Does it have to be this hard? Neil Breen on Australia's diminishing service culture
Neil Breen’s five cents’ worth
It was in a supermarket during a recent eight-day trip to Georgia in America’s Deep South when it hit me. And it was a shock. Australians are becoming really uptight.
Throughout my life I have rolled round the world in the belief Aussies are laidback people, way more chilled than others. The French are stuck up. The Poms, whingers. Americans, brash and in your face.
Not a lot troubles us here in Down Under. We’d give you the shirt off our backs.
Well, it may have been true at some point, but it’s not any longer.
We recently booked a table at a new restaurant. Supporting local business and all that. We were told we could come at either 6pm or 8.30pm —- not negotiable — and needed to give credit card details over the phone because, “We make the food and if you don’t show up we’re going to charge you for it”. Well, thanks for the warm welcome.

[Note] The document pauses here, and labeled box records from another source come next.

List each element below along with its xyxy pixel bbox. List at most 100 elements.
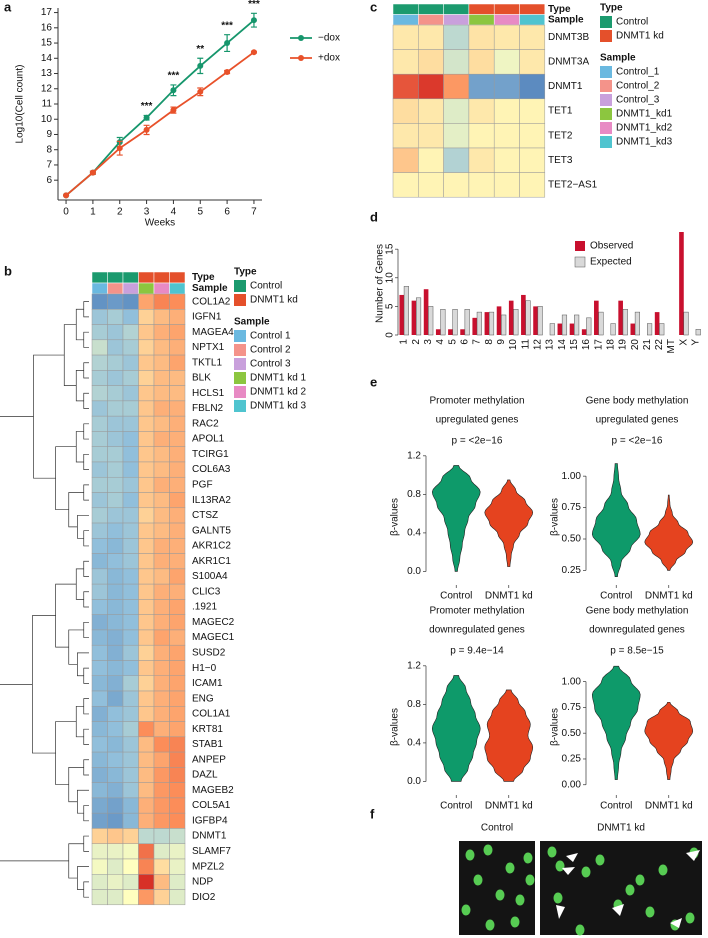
gene-label: AKR1C2 [192,541,231,552]
heat-cell [468,98,495,124]
x-tick-label: 8 [484,339,495,345]
bar [569,323,575,335]
data-point [143,114,150,121]
gene-label: DNMT1 [548,81,583,92]
image-title: DNMT1 kd [597,823,645,834]
gene-label: TET2−AS1 [548,180,598,191]
violin [644,494,694,571]
heat-cell [91,324,108,341]
data-point [170,107,177,114]
nucleus [465,849,475,861]
heat-cell [122,309,139,325]
heat-cell [91,309,108,325]
heat-cell [169,461,186,478]
bar [586,317,592,336]
bar [659,323,665,336]
x-tick-label: 1 [399,339,410,345]
heat-cell [153,522,170,539]
y-tick-label: 0.0 [407,566,421,577]
heat-cell [443,172,470,198]
heat-cell [107,751,124,768]
heat-cell [122,507,139,524]
series-line [65,51,255,197]
legend-swatch [600,30,612,42]
heat-cell [138,614,155,631]
y-tick-label: 0.50 [562,728,582,739]
violin [431,465,481,572]
heat-cell [169,858,186,875]
bar [403,286,409,336]
legend-label: DNMT1 kd 1 [250,373,307,384]
type-annotation [418,3,444,15]
panel-label: c [370,0,377,14]
legend-label: Control_2 [616,81,660,92]
heat-cell [169,492,186,509]
heat-cell [153,293,170,310]
heat-cell [493,24,520,50]
heat-cell [107,828,124,844]
heat-cell [169,828,186,844]
heat-cell [169,339,186,356]
heat-cell [138,675,155,692]
bar [537,306,543,336]
heat-cell [138,782,155,799]
arrowhead [686,850,700,861]
legend-swatch [234,386,246,398]
nucleus [525,874,535,886]
heat-cell [107,324,124,341]
legend-label: Expected [590,257,632,268]
heat-cell [91,675,108,692]
dendrogram [83,530,89,547]
gene-label: MAGEC1 [192,632,235,643]
heat-cell [91,400,108,417]
bar [399,294,405,335]
x-tick-label: 15 [569,339,580,351]
heat-cell [107,889,124,906]
legend-title: Type [600,3,623,14]
panel-label: e [370,374,377,389]
heat-cell [122,675,139,692]
heat-cell [122,736,139,753]
bar [513,309,519,336]
bar [679,232,684,335]
dendrogram [83,759,89,776]
bar [460,329,465,335]
dendrogram [83,835,89,852]
gene-label: MAGEC2 [192,617,235,628]
y-tick-label: 0.75 [562,502,582,513]
heat-cell [107,339,124,356]
type-annotation [392,3,419,15]
violin [644,701,694,780]
legend-label: Control [250,281,282,292]
nucleus [645,906,655,918]
x-tick-label: 2 [117,207,123,218]
heat-cell [169,751,186,768]
bar [610,323,616,336]
heat-cell [392,123,419,149]
heat-cell [138,828,155,844]
heat-cell [91,507,108,524]
x-tick-label: 18 [605,339,616,351]
heat-cell [153,370,170,386]
heat-cell [138,522,155,539]
heat-cell [122,339,139,356]
dendrogram [68,843,84,879]
heat-cell [153,461,170,478]
gene-label: COL1A1 [192,709,231,720]
heat-cell [519,98,546,124]
heat-cell [122,461,139,478]
gene-label: HCLS1 [192,388,225,399]
heat-cell [122,858,139,875]
heat-cell [122,476,139,493]
heat-cell [138,767,155,783]
legend-swatch [600,136,612,148]
heat-cell [493,172,520,198]
dendrogram [32,615,56,754]
y-tick-label: 0.25 [562,754,582,765]
gene-label: DIO2 [192,892,216,903]
heat-cell [418,147,444,173]
dendrogram [83,805,89,822]
legend-label: Control 2 [250,345,291,356]
heat-cell [169,583,186,600]
y-tick-label: 15 [385,243,396,255]
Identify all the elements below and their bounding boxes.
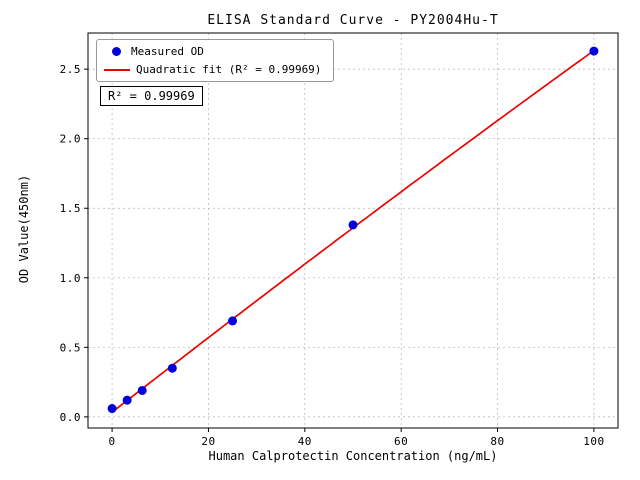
data-point [122, 395, 132, 405]
x-tick-label: 100 [583, 435, 604, 448]
x-tick-label: 40 [298, 435, 312, 448]
x-axis-label: Human Calprotectin Concentration (ng/mL) [208, 449, 498, 463]
legend-label-measured-od: Measured OD [131, 45, 204, 58]
y-tick-label: 0.5 [60, 341, 81, 354]
data-point [348, 220, 358, 230]
legend-item-measured-od: Measured OD [103, 45, 321, 58]
data-point [107, 404, 117, 414]
y-tick-label: 1.5 [60, 202, 81, 215]
plot-border [87, 32, 619, 429]
x-tick-label: 20 [201, 435, 215, 448]
r-squared-annotation: R² = 0.99969 [100, 86, 203, 106]
legend-item-quadratic-fit: Quadratic fit (R² = 0.99969) [103, 63, 321, 76]
data-point [589, 46, 599, 56]
data-point [228, 316, 238, 326]
x-tick-label: 0 [109, 435, 116, 448]
y-axis-label: OD Value(450nm) [17, 174, 31, 284]
data-point [137, 385, 147, 395]
y-tick-label: 0.0 [60, 411, 81, 424]
measured-od-marker-icon [112, 47, 121, 56]
y-tick-label: 1.0 [60, 272, 81, 285]
y-tick-label: 2.0 [60, 133, 81, 146]
x-tick-label: 60 [394, 435, 408, 448]
y-tick-label: 2.5 [60, 63, 81, 76]
legend: Measured OD Quadratic fit (R² = 0.99969) [96, 39, 335, 82]
legend-label-quadratic-fit: Quadratic fit (R² = 0.99969) [136, 63, 322, 76]
data-point [167, 363, 177, 373]
chart-title: ELISA Standard Curve - PY2004Hu-T [207, 13, 499, 28]
quadratic-fit-marker-icon [104, 68, 130, 71]
x-tick-label: 80 [490, 435, 504, 448]
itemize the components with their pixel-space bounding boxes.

Which brings me to Publix in Georgia. It’s a supermarket chain just like Coles or Woolies — stock standard.
My friends and I bought a few things and it came to $33.43. I had $33.37 and said to the server, “I’ll have to give you a $50”.
“No, you won’t, y’all,” she replied. “I have a pocketful of dimes. Here you go. I keep ‘em for times like this.”
Then a young lad handed us our bag of shopping that he packed for us. They still do that there, with a massive smile on their faces.
The same thing happened at a service station, when I only had a $50. The guy behind the counter simply said: “A few cents won’t kill me.”
At a restaurant we changed the time of a booking four times. It was never a problem. Good old-fashioned service with a smile. One of our party said: “Do you think people in the South are always this friendly?” We all agreed that yes they are; Southern hospitality is a real thing.
Laidback, cruisy Aussies sadly are no longer a real thing.
When was the last time you had amazing customer service in a supermarket in Australia? How have your cab trips been? What about driving on the road? Do other drivers put you first when you try and merge? Has the local council been helpful lately? Has the bank been understanding? Someone offered you their seat on the bus? I could go on.
How did we get into this situation?
Firstly we’ve been poorly led, by our politicians and our big companies, including media companies. Nastiness rules. It pervades politics and leadership. The federal election is a race to the bottom.
People feel disconnected from our institutions. Power companies rob us blind and would cut you off sooner than help you. Telecommunications giants work on separating you from your money rather than connecting you with a friend. The council hopes you make a mistake parking your car so it can fine you.
There is a disdain for menial jobs — both from the people doing them and people interacting with them.
I worry we are never going to get back to where we should be. Where a few cents here and there won’t kill us.